After analyzing more than 5,000 crashes involving driver error, researchers divided the types of error into five categories. They concluded that self-driving cars, in their current state, would only be able to prevent errors in two of those categories. Specifically, these cars could prevent sensing and perceiving errors and errors stemming from incapacitation. The former were behind 24% of the crashes analyzed, and the latter were behind 10%.

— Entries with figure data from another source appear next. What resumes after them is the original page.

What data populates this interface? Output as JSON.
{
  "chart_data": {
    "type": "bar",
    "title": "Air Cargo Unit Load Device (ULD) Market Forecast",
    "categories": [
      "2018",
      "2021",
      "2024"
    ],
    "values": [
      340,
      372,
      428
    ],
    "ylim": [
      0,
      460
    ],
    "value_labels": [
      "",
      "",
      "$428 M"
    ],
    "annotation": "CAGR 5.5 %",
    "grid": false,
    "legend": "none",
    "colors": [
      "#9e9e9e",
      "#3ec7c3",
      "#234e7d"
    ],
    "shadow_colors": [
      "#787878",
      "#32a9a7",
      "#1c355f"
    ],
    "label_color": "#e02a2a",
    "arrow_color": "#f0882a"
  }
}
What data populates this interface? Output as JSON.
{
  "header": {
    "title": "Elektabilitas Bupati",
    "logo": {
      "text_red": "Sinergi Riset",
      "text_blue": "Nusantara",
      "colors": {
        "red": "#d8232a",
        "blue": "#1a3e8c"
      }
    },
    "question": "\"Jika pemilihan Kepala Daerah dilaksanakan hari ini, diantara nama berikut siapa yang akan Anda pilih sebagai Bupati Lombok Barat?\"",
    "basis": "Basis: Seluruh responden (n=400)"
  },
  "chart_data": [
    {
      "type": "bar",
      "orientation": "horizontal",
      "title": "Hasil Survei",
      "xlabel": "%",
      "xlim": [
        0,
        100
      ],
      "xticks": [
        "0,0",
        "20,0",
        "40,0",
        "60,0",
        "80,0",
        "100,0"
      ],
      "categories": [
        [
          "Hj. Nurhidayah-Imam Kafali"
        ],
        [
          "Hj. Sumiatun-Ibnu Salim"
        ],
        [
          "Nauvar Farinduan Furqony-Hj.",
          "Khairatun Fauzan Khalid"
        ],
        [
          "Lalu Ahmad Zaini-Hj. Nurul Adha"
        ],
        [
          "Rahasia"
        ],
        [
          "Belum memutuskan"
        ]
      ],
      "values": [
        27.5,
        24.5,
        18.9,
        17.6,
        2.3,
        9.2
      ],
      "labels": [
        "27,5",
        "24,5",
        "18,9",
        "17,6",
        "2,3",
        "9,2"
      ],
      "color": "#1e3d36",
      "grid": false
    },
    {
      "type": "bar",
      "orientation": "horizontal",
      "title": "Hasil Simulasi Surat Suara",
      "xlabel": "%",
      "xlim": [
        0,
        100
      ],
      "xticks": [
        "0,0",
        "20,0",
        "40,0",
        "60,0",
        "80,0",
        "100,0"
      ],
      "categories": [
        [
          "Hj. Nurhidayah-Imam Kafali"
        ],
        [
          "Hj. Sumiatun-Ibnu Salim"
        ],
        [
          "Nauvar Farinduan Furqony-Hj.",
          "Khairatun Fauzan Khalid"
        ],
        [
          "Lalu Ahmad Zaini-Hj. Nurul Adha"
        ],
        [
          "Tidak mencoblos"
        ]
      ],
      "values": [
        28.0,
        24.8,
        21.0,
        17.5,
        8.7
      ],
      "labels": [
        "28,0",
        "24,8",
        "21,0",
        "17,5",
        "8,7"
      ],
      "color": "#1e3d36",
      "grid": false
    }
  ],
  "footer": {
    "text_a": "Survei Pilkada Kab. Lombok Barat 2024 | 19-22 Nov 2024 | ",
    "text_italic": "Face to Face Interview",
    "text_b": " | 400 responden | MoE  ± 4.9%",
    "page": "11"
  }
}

Sensing and perceiving errors include distracted operation and driving in low-visibility conditions. Incapacitation refers to drug, alcohol and medication impairment as well as falling asleep behind the wheel. The other three categories were predicting errors, planning and deciding errors and execution and performance errors.

Safety advocates say automakers need to program self-driving cars in such a way that they prioritize safety over speed or a driver’s preferences: in other words, not drive too much like people. They must be able to adapt to road conditions and react to unforeseeable actions from other drivers as well as pedestrians.

Before such vehicles come out, though, drivers are expected to maintain control of their cars at all times. If the failure to do this leads to an accident, victims may, in certain circumstances, pursue a personal injury case. Virginia follows the rule of pure contributory negligence, which means that any amount of contributory negligence bars a plaintiff from recovering damages. It’s a strict rule, so a victim may want a lawyer to assess the case before filing the claim and seeking a settlement.